Егор заверил, что рога он не испортит, в прихожей лязгнул замок, Егор открыл дверь с первого раза.
Я остался один. Побродил по скучным комнатам, оторвал в углу подозрительные обои — некоторые умники обожали прятать под обоями небольшие домашние сейфы. Обычно в этих хранилищах содержались совершенно бессмысленные вещи — золотые кольца, документы, дневники, но иногда попадалось и оружие, чаще всего автоматические пистолеты. Здесь сейфа не нашлось, ну, хоть бумаги надрал, обои горят хорошо. Вернулся в большую комнату, посмотреть, что в шкафу, иногда в шкафах люди прятали интересные вещи, например, мешки с шоколадным зерном.
В этом шкафу ничего примечательного не обнаружилось, тряпье и мочалки, тряпье и… В дальнем углу блеснуло, потянулся посмотреть, и тут же мне в спину врезалась масса. Я сразу понял кто. Или что. Грузная тетка. Да, расслабился, не проверил, надо было ее сбросить с безжалостного балкона…
Мрец. То есть мречиха. Надо было ей башку оттяпать… Не ножом же пилить. Да и вообще, кто бы мог подумать…

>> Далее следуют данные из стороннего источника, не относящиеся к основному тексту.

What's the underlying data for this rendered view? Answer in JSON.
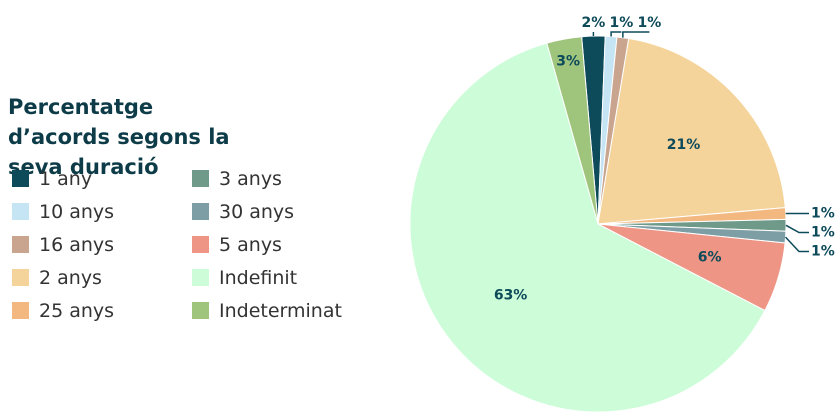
{
  "chart_data": {
    "type": "pie",
    "title": "Percentatge d’acords segons la seva duració",
    "categories": [
      "1 any",
      "10 anys",
      "16 anys",
      "2 anys",
      "25 anys",
      "3 anys",
      "30 anys",
      "5 anys",
      "Indefinit",
      "Indeterminat"
    ],
    "values": [
      2,
      1,
      1,
      21,
      1,
      1,
      1,
      6,
      63,
      3
    ],
    "value_labels": [
      "2%",
      "1%",
      "1%",
      "21%",
      "1%",
      "1%",
      "1%",
      "6%",
      "63%",
      "3%"
    ],
    "colors": [
      "#0d4a5a",
      "#c5e5f5",
      "#c9a48f",
      "#f5d49b",
      "#f2b880",
      "#6f9a8a",
      "#7e9ea6",
      "#ee9585",
      "#ccfdd8",
      "#9fc57c"
    ]
  }
}
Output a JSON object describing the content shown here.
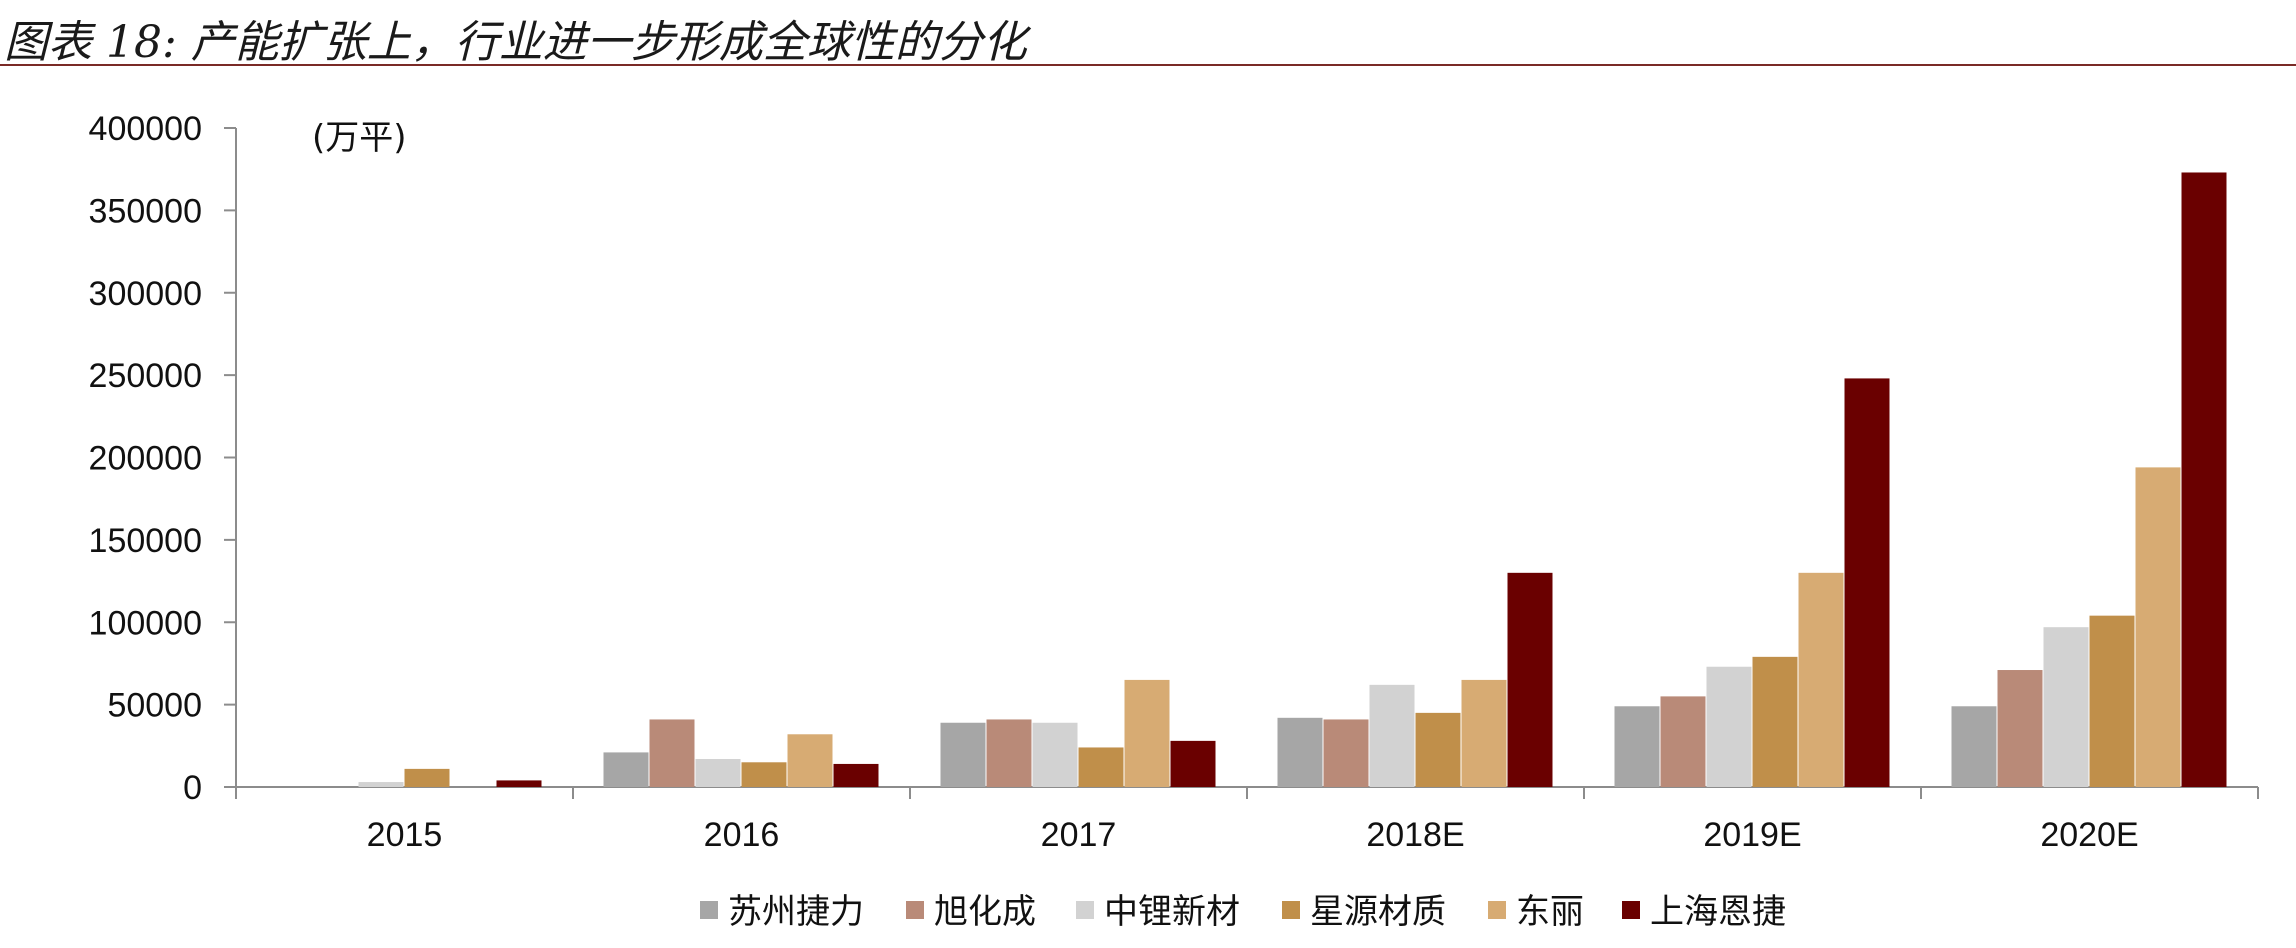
{
  "figure": {
    "title": "图表 18:  产能扩张上，行业进一步形成全球性的分化"
  },
  "chart_data": {
    "type": "bar",
    "unit": "(万平)",
    "categories": [
      "2015",
      "2016",
      "2017",
      "2018E",
      "2019E",
      "2020E"
    ],
    "ylim": [
      0,
      400000
    ],
    "yticks": [
      0,
      50000,
      100000,
      150000,
      200000,
      250000,
      300000,
      350000,
      400000
    ],
    "grid": false,
    "legend_position": "bottom",
    "series": [
      {
        "name": "苏州捷力",
        "color": "#a6a6a6",
        "values": [
          0,
          21000,
          39000,
          42000,
          49000,
          49000
        ]
      },
      {
        "name": "旭化成",
        "color": "#b98a78",
        "values": [
          0,
          41000,
          41000,
          41000,
          55000,
          71000
        ]
      },
      {
        "name": "中锂新材",
        "color": "#d2d2d2",
        "values": [
          3000,
          17000,
          39000,
          62000,
          73000,
          97000
        ]
      },
      {
        "name": "星源材质",
        "color": "#c08f4a",
        "values": [
          11000,
          15000,
          24000,
          45000,
          79000,
          104000
        ]
      },
      {
        "name": "东丽",
        "color": "#d7ab73",
        "values": [
          0,
          32000,
          65000,
          65000,
          130000,
          194000
        ]
      },
      {
        "name": "上海恩捷",
        "color": "#6a0000",
        "values": [
          4000,
          14000,
          28000,
          130000,
          248000,
          373000
        ]
      }
    ]
  }
}
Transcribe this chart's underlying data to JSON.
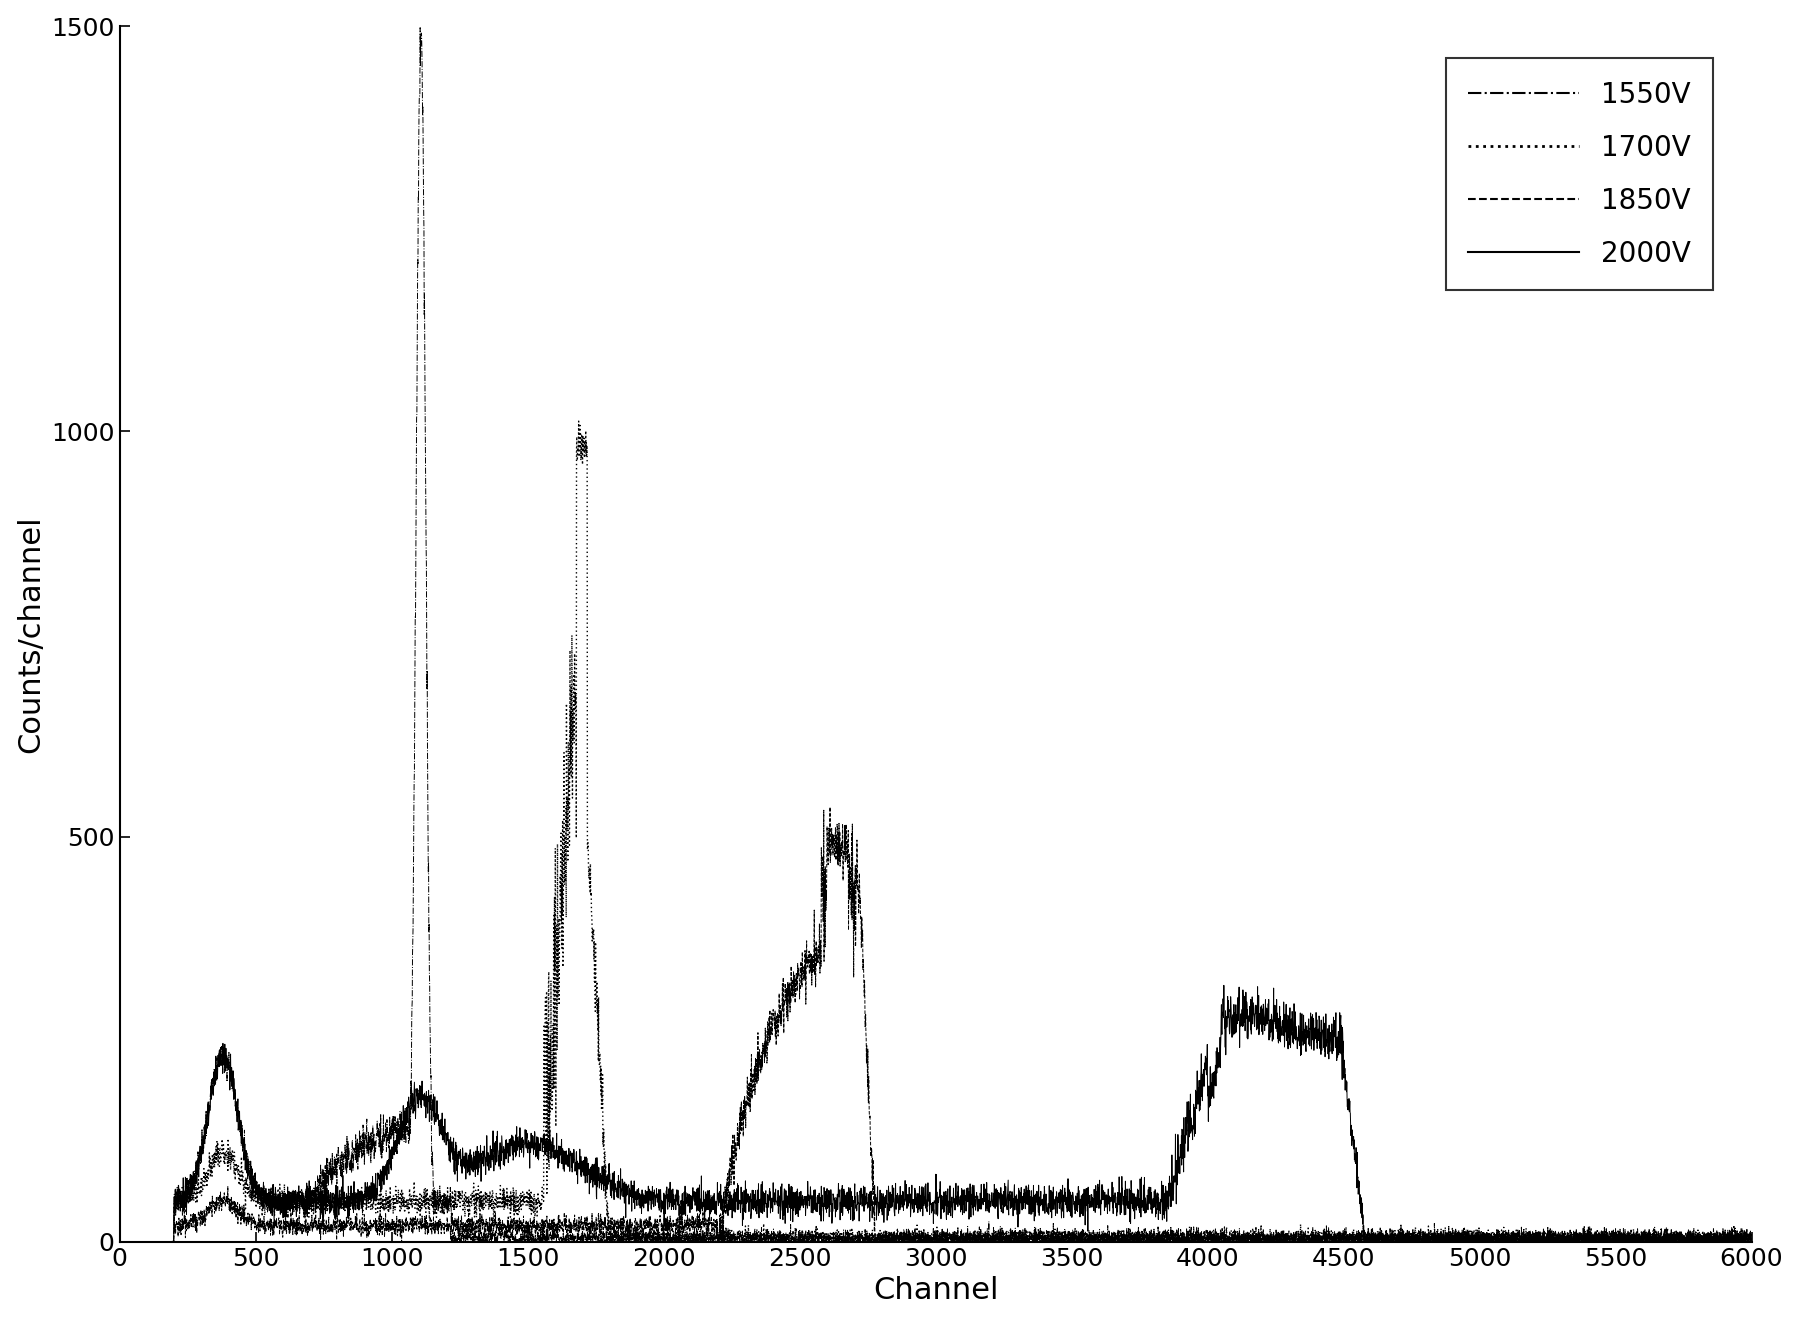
{
  "title": "",
  "xlabel": "Channel",
  "ylabel": "Counts/channel",
  "xlim": [
    0,
    6000
  ],
  "ylim": [
    0,
    1500
  ],
  "xticks": [
    0,
    500,
    1000,
    1500,
    2000,
    2500,
    3000,
    3500,
    4000,
    4500,
    5000,
    5500,
    6000
  ],
  "yticks": [
    0,
    500,
    1000,
    1500
  ],
  "background_color": "#ffffff",
  "line_color": "#000000",
  "legend_labels": [
    "1550V",
    "1700V",
    "1850V",
    "2000V"
  ],
  "figsize": [
    18.0,
    13.22
  ],
  "dpi": 100
}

Тетка врубила меня в заднюю стенку шкафа, шкаф не выдержал и обвалился на нас пыльными обломками. Мречиха не собиралась тянуть, выдрала меня из развалин мебели и швырнула через всю комнату. Повезло — круглость комнаты оказалась не каменной, а пенопластово мягкой. Мягкость приняла на себя удар и сыграла злую шутку — я застрял спиной в стене и с первого раза не смог вырваться.
Тетка развернулась, я навел на нее лампу.
Мречиха, точно. Килограмм двести. Ногти. Полуметровые, наверное, они свисали с пальцев грязными длинными червями, колыхались, как живые. Глаза, тут все как полагается — гнилые, черные, с красноватым отливом, без век, как у всех мрецов, глаза эти вспыхивали багровым проблеском. Волосы до пояса, черные и скомканные, волосы ведь продолжают расти еще долго, морда сквозь эти лохмы выступает рыхлым блином. Нехорошо. Умерла от обжорства, разложиться особо не успела, а последнее, что у нее в башке присутствовало, — голод.
Маша хочет каши…
Маша хочет каши, откуда я это помню?
Маша разогнала тушу могучим рывком, полетела в меня неудержимой глыбой, я успел увернуться, Маша протаранила стену.
Я выхватил нож и сразу же почувствовал, насколько это глупо, ножом с танком не справишься. Прикинул пути отступления. Через балкон раз, через дверь два. Балкон опасен — перелезу, а Маша набросится, сковырнусь вполне, полечу вниз головой в сугробы. Через дверь…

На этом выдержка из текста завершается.